Thursday January 11, 2018 – Devoted to Public Reading
Paul told Timothy to “devote yourself to the public reading of Scripture, to preaching and to teaching.” (1 Timothy 4:13) “That’s a passage about preaching,” notes author Tim Challies, “but it’s also a passage about just plain reading the Bible out loud. Here are some of the benefits of reading out loud.
Reading aloud is multi-sensory—Outside worship services, our engagement with Scripture tends to involve only one of our five senses—sight. When we add hearing to seeing, we stimulate different areas of our brain, providing a multi-sensory experience that can help us have a more meaningful experience with the Word of God.
Reading aloud improves retention—When we read aloud, the words we speak are translated into speech, giving us two types of memories—the knowledge of producing the spoken words as well as the memory of hearing them. This makes our memory for the spoken word more distinct from the verses we read silently.

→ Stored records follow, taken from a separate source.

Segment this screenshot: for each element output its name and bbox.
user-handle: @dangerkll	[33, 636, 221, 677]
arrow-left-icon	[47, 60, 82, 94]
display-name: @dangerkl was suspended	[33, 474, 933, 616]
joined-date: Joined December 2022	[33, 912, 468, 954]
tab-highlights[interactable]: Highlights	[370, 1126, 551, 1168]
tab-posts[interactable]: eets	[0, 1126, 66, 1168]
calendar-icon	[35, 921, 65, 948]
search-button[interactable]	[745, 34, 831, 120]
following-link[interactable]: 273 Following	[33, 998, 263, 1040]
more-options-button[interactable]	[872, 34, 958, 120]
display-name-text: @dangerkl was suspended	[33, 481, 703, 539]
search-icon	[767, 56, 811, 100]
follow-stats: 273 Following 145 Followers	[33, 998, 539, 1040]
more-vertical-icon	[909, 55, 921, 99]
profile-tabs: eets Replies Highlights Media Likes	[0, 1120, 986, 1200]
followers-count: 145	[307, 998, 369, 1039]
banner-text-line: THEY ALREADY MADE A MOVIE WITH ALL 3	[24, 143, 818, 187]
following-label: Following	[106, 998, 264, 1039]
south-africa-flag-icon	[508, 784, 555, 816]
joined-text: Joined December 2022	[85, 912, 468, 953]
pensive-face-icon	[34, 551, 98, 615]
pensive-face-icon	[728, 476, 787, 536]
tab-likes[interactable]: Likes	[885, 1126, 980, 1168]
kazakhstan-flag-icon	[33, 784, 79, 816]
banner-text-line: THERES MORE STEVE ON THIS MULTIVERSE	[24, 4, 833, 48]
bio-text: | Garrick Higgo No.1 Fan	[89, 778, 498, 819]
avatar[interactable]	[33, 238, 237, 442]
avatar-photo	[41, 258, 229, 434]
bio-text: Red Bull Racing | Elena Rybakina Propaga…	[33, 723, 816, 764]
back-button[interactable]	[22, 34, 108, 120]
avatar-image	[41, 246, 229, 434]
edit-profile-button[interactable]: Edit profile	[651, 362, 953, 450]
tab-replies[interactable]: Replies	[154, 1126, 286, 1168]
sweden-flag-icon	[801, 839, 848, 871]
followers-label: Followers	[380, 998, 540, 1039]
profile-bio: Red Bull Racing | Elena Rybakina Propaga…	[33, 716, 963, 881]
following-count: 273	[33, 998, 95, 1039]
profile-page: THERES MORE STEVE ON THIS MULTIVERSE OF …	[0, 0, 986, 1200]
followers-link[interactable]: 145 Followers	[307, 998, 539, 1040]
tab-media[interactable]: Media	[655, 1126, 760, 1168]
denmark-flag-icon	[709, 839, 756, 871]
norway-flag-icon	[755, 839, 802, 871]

Reading aloud slows us down—Our eyes and brains are faster than our mouths. When we read silently we see and process the words rapidly. Reading aloud forces us to read more slowly, which gives us more time to process what we’re reading and broadens our opportunity to hear God speak through Scripture. It is also valuable to read aloud to several individuals and groups. Here are some tips for making reading aloud part of your routine.
You and your family—It might feel odd at first, but try reading aloud to yourself regularly during your individual Bible reading sessions. Or add reading aloud to your family night or family devotional time.
The young and the old—Offer to read to children who might only hear about God during Sunday school class. Or perhaps volunteer to read to the elderly, who because of infirmity or advanced age might no longer be able to read the Bible for themselves. Every believer, whether young or old, benefits from being frequently engaged with Scripture. Try it yourself this week at the dinner table.